Did Boeing’s CEO just kick off a billionaires’ space race?

Did Boeing’s CEO just kick off a billionaires’ space race?

Boeing chief executive officer Dennis Muilenburg and SpaceX founder Elon Musk both have Mars dreams. But who will get there first?

The space race that first brought humans to the moon was propelled by a tense international rivalry between the United States and the Soviet Union. A half-century later, Boeing’s chief executive envisions a competition between the aeronautics manufacturer and SpaceX having the same result, minus the cold war.

Except, this time, the destination is the Red Planet.

“I’m convinced the first person to step on Mars will arrive there riding a Boeing rocket,” Dennis Muilenburg said at an event hosted by The Atlantic Magazine in Chicago on Oct. 4.

The Boeing Company is already in partnership with NASA to develop the Space Launch System, a heavy-lift rocket for deep space exploration. But Mr. Muilenburg’s comments indicate an increasing rivalry between Boeing and SpaceX to be the first to reach Mars and, perhaps, colonize it. This competition could push progress, as SpaceX founder and chief Elon Musk welcomed challengers when he laid out his plans just a week before for a Mars colony.

“The goal of SpaceX really is to build the transport system. It’s like building the Union Pacific railroads,” Mr. Musk told the International Astronautical Congress (IAC) in Guadalajara, Mexico, on Sept. 27.

Muilenburg indicated a growing competition between Boeing and SpaceX when he spoke of his vision for a commercial space-travel market, according to Bloomberg. He imagined hotels in orbit, hypersonic jets traveling between continents in two minutes, and a Boeing rocket bringing the first human to Mars.

Boeing has been working with NASA to make that a reality. The public-private partners have been developing a Space Launch System rocket, which NASA hopes will bring the first humans to Mars by 2030.

The aerospace company has long partnered with NASA. It built the first stage for the Saturn V, the most powerful US rocket built to date, which took men to the moon.

SpaceX’s Mars timeline is a bit more ambitious. Musk has said his company plans to bring the first humans to the Red Planet five years sooner, in 2025, with the eventual goal of human colonization of Mars.

The two companies have been in competition ever since SpaceX started developing technology to reach space. In 2012, NASA chose Boeing, SpaceX, and Sierra Nevada Corp. to taxi astronauts to the International Space Station (ISS) orbiting Earth. NASA had the three companies share $1.1 billion in funding, with Boeing receiving the most money at the time. But SpaceX was the first of the three companies to deliver cargo to the ISS. Just like Russia charges NASA a fee to shuttle astronauts to the ISS now, the companies will have NASA pay them per seat.

But corporate ventures to Mars and deep space has some scientists, lawyers, philosophers, and science fiction writers worried.

“I personally would hate that: turning the cosmos into a kind of billionaires’ playground,” Kim Stanley Robinson, an acclaimed science fiction writer, told The Christian Science Monitor’s Lonnie Shekhtman last month.

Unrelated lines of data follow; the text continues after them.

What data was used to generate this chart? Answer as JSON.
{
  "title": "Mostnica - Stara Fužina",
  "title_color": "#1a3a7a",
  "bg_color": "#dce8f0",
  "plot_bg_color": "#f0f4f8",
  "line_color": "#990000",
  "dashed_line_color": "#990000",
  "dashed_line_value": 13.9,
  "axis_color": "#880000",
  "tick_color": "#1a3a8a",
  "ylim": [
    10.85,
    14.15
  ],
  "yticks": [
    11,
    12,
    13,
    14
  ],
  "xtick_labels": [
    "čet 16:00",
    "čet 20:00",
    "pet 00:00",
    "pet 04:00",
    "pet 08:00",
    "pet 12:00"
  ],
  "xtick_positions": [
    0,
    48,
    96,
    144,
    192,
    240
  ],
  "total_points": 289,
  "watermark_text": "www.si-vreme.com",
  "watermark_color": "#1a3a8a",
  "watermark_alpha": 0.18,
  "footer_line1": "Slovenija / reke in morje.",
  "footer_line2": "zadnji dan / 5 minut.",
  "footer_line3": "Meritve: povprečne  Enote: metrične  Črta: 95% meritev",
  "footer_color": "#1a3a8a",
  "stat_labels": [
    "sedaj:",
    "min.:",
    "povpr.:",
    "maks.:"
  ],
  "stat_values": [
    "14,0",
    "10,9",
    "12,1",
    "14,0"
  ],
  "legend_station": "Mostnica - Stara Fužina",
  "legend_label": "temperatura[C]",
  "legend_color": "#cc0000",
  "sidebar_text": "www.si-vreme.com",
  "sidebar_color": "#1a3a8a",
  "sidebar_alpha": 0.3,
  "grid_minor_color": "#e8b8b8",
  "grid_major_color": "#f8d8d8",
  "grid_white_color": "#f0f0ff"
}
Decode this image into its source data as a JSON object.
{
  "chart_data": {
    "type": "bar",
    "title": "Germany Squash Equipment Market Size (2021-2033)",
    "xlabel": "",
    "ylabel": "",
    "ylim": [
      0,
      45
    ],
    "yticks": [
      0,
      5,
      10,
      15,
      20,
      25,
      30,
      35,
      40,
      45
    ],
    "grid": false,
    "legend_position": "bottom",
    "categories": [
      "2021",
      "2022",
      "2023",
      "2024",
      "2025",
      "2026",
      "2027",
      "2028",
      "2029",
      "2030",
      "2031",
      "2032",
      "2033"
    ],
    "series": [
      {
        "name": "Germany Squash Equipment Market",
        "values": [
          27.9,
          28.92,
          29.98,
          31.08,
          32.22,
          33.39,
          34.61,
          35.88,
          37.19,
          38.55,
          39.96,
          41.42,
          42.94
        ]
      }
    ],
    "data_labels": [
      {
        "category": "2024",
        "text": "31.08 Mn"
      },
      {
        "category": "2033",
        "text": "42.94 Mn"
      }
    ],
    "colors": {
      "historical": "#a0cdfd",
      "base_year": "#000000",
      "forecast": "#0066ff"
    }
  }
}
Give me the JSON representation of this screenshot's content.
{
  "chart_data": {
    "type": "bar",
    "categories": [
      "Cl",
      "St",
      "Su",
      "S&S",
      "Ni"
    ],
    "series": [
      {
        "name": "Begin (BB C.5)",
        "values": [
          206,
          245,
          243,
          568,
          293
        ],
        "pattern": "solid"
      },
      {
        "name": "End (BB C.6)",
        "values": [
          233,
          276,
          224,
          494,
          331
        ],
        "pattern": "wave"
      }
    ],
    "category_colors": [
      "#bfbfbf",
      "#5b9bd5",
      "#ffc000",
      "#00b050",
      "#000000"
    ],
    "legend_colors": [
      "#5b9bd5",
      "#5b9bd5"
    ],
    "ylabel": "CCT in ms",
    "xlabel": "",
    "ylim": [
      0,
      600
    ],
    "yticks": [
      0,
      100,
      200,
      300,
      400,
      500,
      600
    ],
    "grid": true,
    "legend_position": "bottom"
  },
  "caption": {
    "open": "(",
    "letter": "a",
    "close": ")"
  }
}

Others have raised concerns about the reign a corporation or extra-planetary power could hold over resources on the Red Planet.

“If somebody gets control of oxygen, they could very well have control over the whole population and could threaten dire consequences in return for extraordinary levels of power,” Charles Cockell, an astrobiologist at the University of Edinburgh, pointed out to the BBC in 2014.

But other countries are also aiming for Mars. The space programs that have already sent uncrewed missions to the fourth planet include the US, Russia, the European Space Agency, and India, with China having plans to follow.

With the price of putting an astronaut on Mars in the billions of dollars, Musk envisions funding the project through some type of public-private partnership, writes Ms. Shekhtman. SpaceX, for instance, would generate income from launching satellites and doing work on ISS.